[Date Prev][Date Next][Thread Prev][Thread Next][Date Index][Thread Index]
Re: csplit feature request: allow a user to specify which pieces to outp
Re: csplit feature request: allow a user to specify which pieces to output
Wed, 12 Mar 2014 09:22:45 +0000
Mozilla/5.0 (X11; Linux x86_64; rv:17.0) Gecko/20130110 Thunderbird/17.0.2
On 03/12/2014 04:26 AM, Hong Yang wrote:
> If a user is splitting a large file into pieces only to use several of them,
> it will be efficient to just specify the indexes of files to output.
> Take an extreme case for example. "a_large_file" has 12823371193 lines.

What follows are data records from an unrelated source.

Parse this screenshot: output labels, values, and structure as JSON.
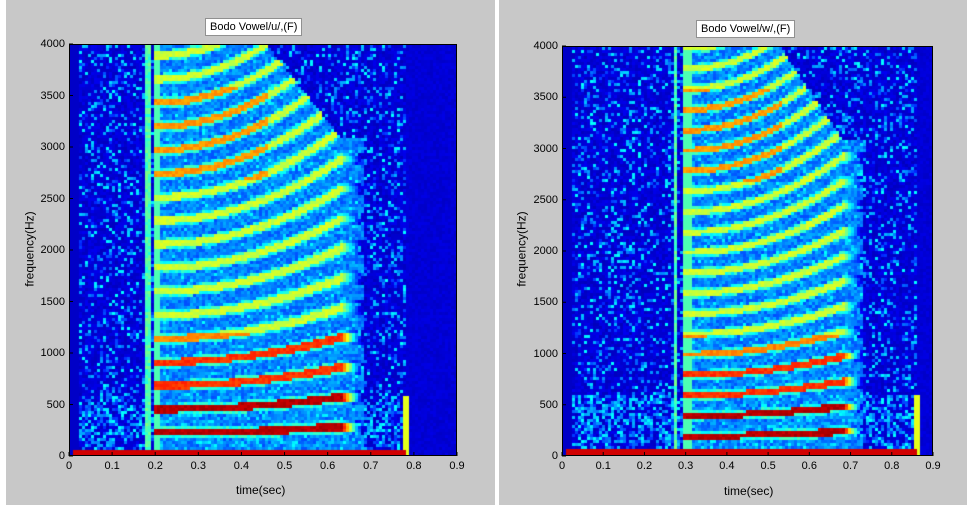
{
  "chart_data": [
    {
      "type": "heatmap",
      "kind": "spectrogram",
      "title": "Bodo Vowel/u/,(F)",
      "xlabel": "time(sec)",
      "ylabel": "frequency(Hz)",
      "xlim": [
        0,
        0.9
      ],
      "ylim": [
        0,
        4000
      ],
      "xticks": [
        "0",
        "0.1",
        "0.2",
        "0.3",
        "0.4",
        "0.5",
        "0.6",
        "0.7",
        "0.8",
        "0.9"
      ],
      "yticks": [
        "0",
        "500",
        "1000",
        "1500",
        "2000",
        "2500",
        "3000",
        "3500",
        "4000"
      ],
      "colormap": "jet",
      "voiced_segment_sec": [
        0.2,
        0.63
      ],
      "silence_end_sec": 0.78,
      "fundamental_hz": 230,
      "f0_rise_hz": 60,
      "stop_burst_sec": 0.18
    },
    {
      "type": "heatmap",
      "kind": "spectrogram",
      "title": "Bodo Vowel/w/,(F)",
      "xlabel": "time(sec)",
      "ylabel": "frequency(Hz)",
      "xlim": [
        0,
        0.9
      ],
      "ylim": [
        0,
        4000
      ],
      "xticks": [
        "0",
        "0.1",
        "0.2",
        "0.3",
        "0.4",
        "0.5",
        "0.6",
        "0.7",
        "0.8",
        "0.9"
      ],
      "yticks": [
        "0",
        "500",
        "1000",
        "1500",
        "2000",
        "2500",
        "3000",
        "3500",
        "4000"
      ],
      "colormap": "jet",
      "voiced_segment_sec": [
        0.3,
        0.68
      ],
      "silence_end_sec": 0.86,
      "fundamental_hz": 200,
      "f0_rise_hz": 45,
      "stop_burst_sec": 0.27
    }
  ]
}
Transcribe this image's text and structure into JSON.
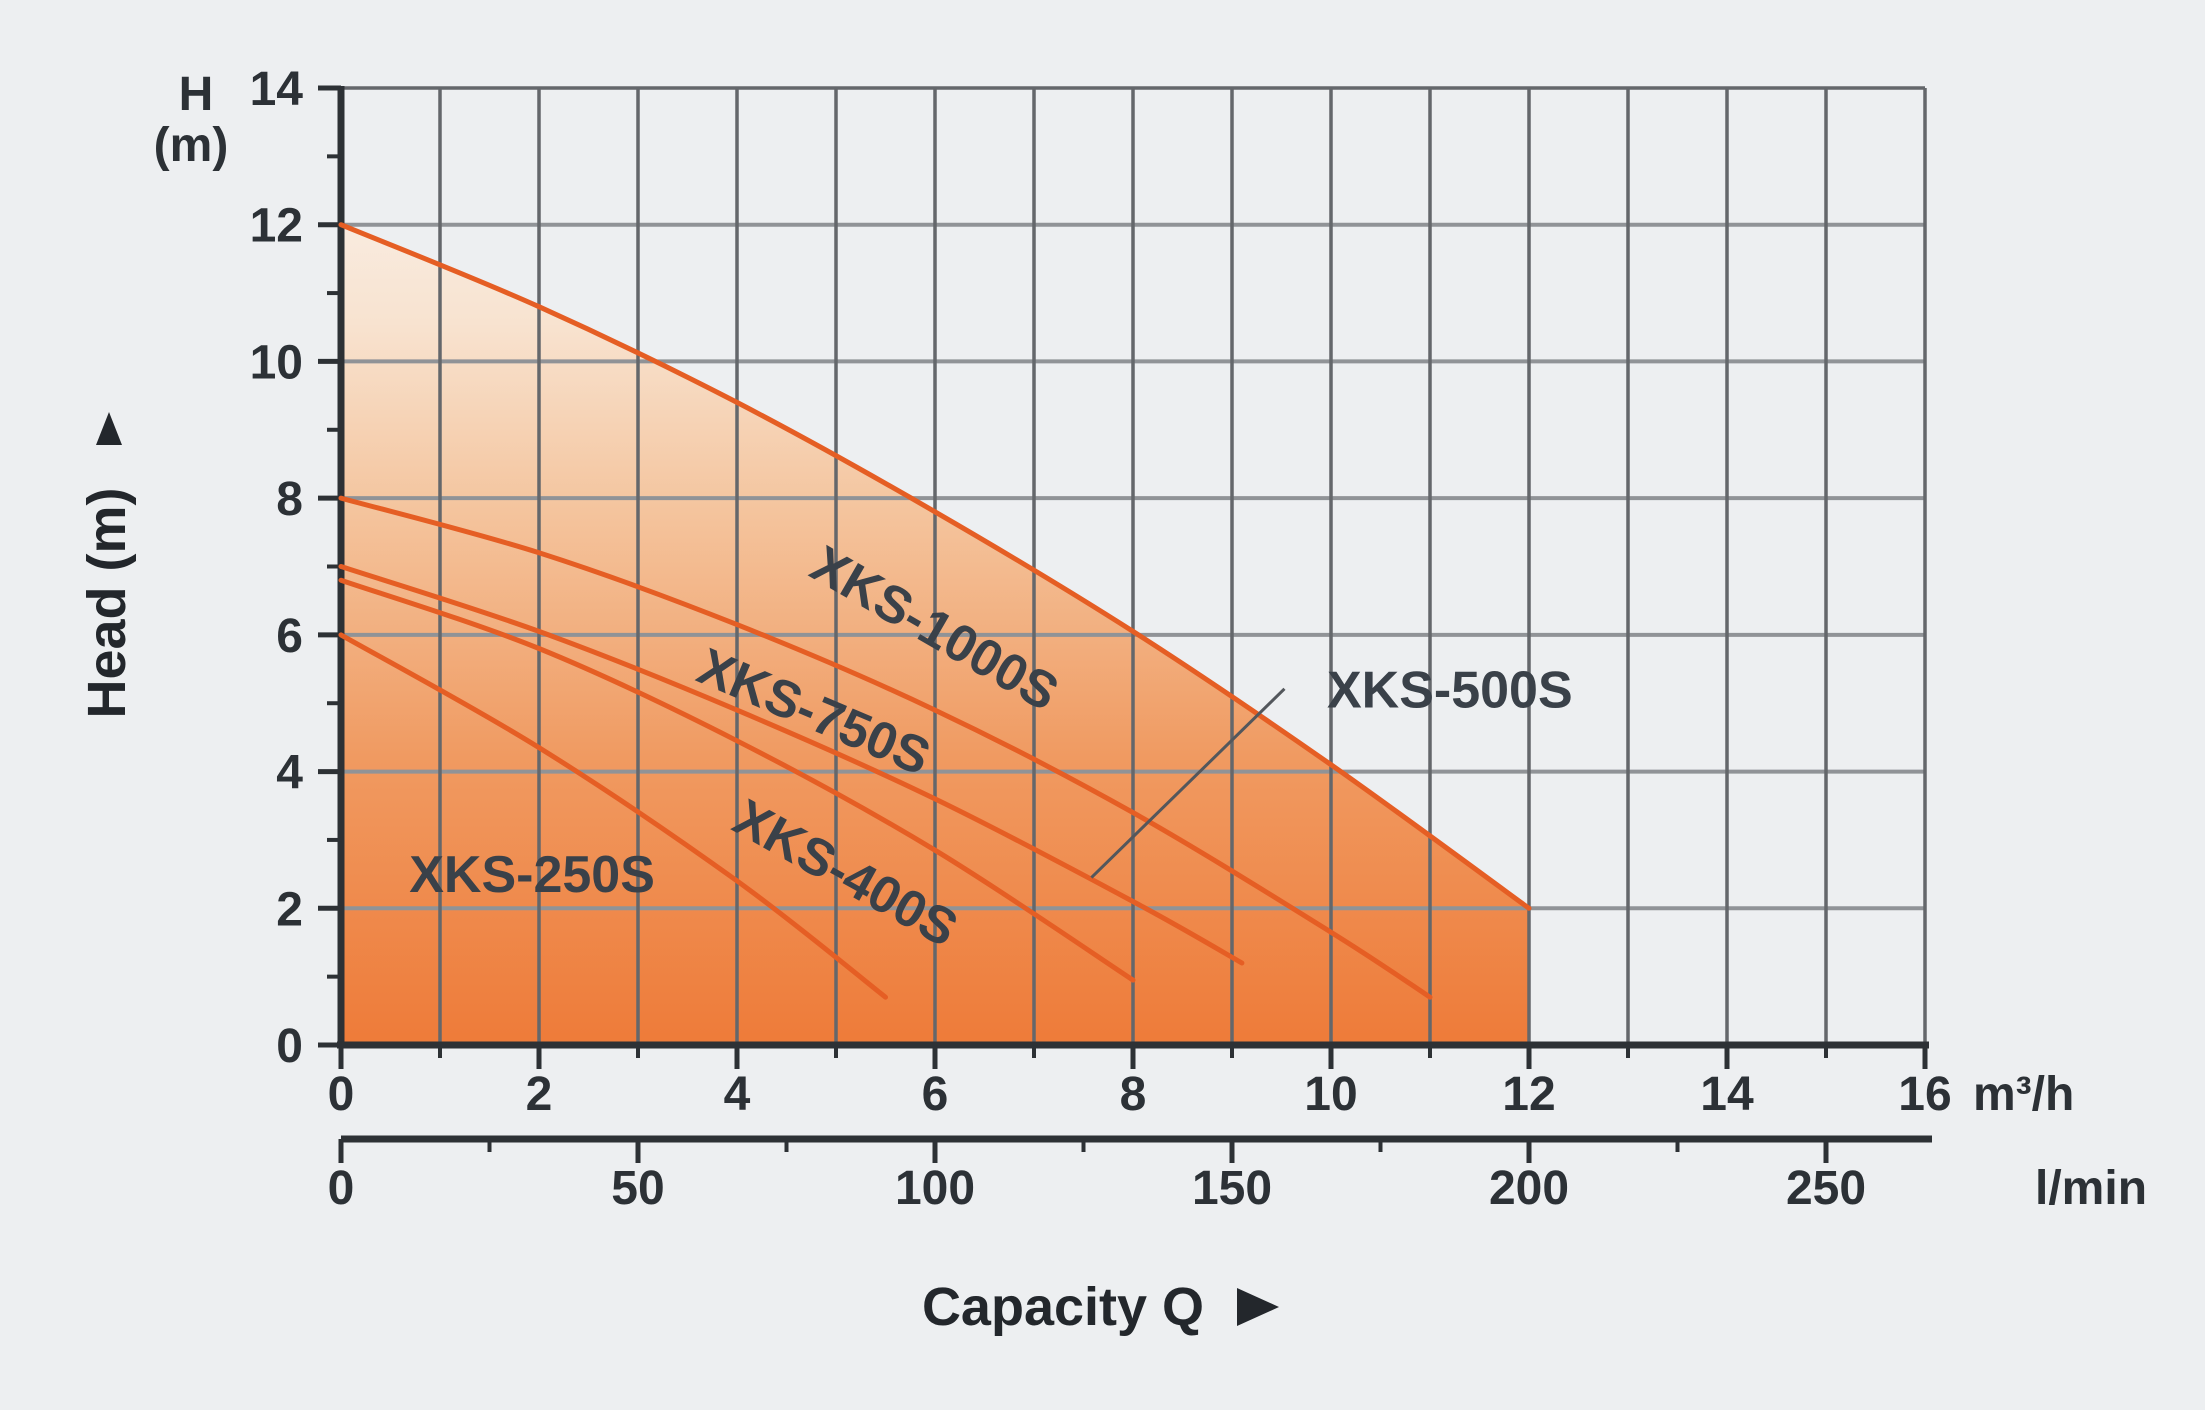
{
  "page": {
    "background": "#edeff1"
  },
  "chart_data": {
    "type": "line",
    "title": "",
    "x_axis": {
      "title": "Capacity Q",
      "unit_label": "m³/h",
      "min": 0,
      "max": 16,
      "tick_step": 1,
      "gridline_step": 1,
      "labeled_ticks": [
        0,
        2,
        4,
        6,
        8,
        10,
        12,
        14,
        16
      ]
    },
    "x_axis_secondary": {
      "unit_label": "l/min",
      "min": 0,
      "max": 250,
      "tick_step": 25,
      "labeled_ticks": [
        0,
        50,
        100,
        150,
        200,
        250
      ],
      "m3h_per_50lmin": 3
    },
    "y_axis": {
      "title": "Head (m)",
      "corner_label_lines": [
        "H",
        "(m)"
      ],
      "min": 0,
      "max": 14,
      "tick_step": 1,
      "gridline_step": 2,
      "labeled_ticks": [
        0,
        2,
        4,
        6,
        8,
        10,
        12,
        14
      ]
    },
    "series": [
      {
        "name": "XKS-1000S",
        "points": [
          [
            0,
            12
          ],
          [
            2,
            10.8
          ],
          [
            4,
            9.4
          ],
          [
            6,
            7.8
          ],
          [
            8,
            6.05
          ],
          [
            10,
            4.1
          ],
          [
            12,
            2.0
          ]
        ],
        "label": {
          "x": 6.0,
          "y": 6.1,
          "angle": 30
        }
      },
      {
        "name": "XKS-750S",
        "points": [
          [
            0,
            8
          ],
          [
            2,
            7.2
          ],
          [
            4,
            6.15
          ],
          [
            6,
            4.9
          ],
          [
            8,
            3.4
          ],
          [
            10,
            1.65
          ],
          [
            11,
            0.7
          ]
        ],
        "label": {
          "x": 4.78,
          "y": 4.88,
          "angle": 23
        }
      },
      {
        "name": "XKS-500S",
        "points": [
          [
            0,
            7
          ],
          [
            2,
            6.05
          ],
          [
            4,
            4.9
          ],
          [
            6,
            3.6
          ],
          [
            8,
            2.1
          ],
          [
            9.1,
            1.2
          ]
        ],
        "label": {
          "x": 11.2,
          "y": 5.2,
          "angle": 0
        },
        "leader": {
          "from": [
            9.53,
            5.21
          ],
          "to": [
            7.58,
            2.45
          ]
        }
      },
      {
        "name": "XKS-400S",
        "points": [
          [
            0,
            6.8
          ],
          [
            2,
            5.8
          ],
          [
            4,
            4.45
          ],
          [
            6,
            2.85
          ],
          [
            8,
            0.95
          ]
        ],
        "label": {
          "x": 5.1,
          "y": 2.52,
          "angle": 29
        }
      },
      {
        "name": "XKS-250S",
        "points": [
          [
            0,
            6
          ],
          [
            2,
            4.35
          ],
          [
            4,
            2.4
          ],
          [
            5.5,
            0.7
          ]
        ],
        "label": {
          "x": 1.93,
          "y": 2.5,
          "angle": 0
        }
      }
    ],
    "area_fill": {
      "under_series": "XKS-1000S",
      "right_limit_m3h": 12,
      "gradient_stops": [
        {
          "offset": 0.0,
          "color": "#ee7b39"
        },
        {
          "offset": 0.35,
          "color": "#f09a61"
        },
        {
          "offset": 0.65,
          "color": "#f4c49d"
        },
        {
          "offset": 0.88,
          "color": "#f8e3d0"
        },
        {
          "offset": 1.0,
          "color": "#f9ebdf"
        }
      ]
    },
    "colors": {
      "curve": "#e55e24",
      "curve_label_text": "#3a4149",
      "axis": "#2d3135",
      "tick_text": "#2c3136",
      "title_text": "#23272c",
      "grid_vertical": "#64676b",
      "grid_horizontal": "#909397",
      "leader_line": "#53575c",
      "background": "#edeff1"
    }
  }
}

> "csplit a_large_file 823371193 823371293" will have three output files: xx00
> with 823371192 lines, xx01 with 100 lines, and xx02 with the rest. If a user
> is only interested in xx01, it will be desirable to do "csplit a_large_file
> 823371193 823371293 -o 1."
So this is a borderline one.
Functionally it is useful as it can avoid redundant
processing and storage.
split(1) has a similar feature in that one can use -n K/N
to split the Kth item out of N. It doesn't support -o N,
to select an arbitrary chunk based on size, as that can be done
for single chunks with dd.
If we were to implement for csplit, we'd probably implement
for split also, and support specifying multiple (disjoint) chunks.
However given it is only a performance feature and I'm thinking not
a common use case, I'm 60:40 against implementing it.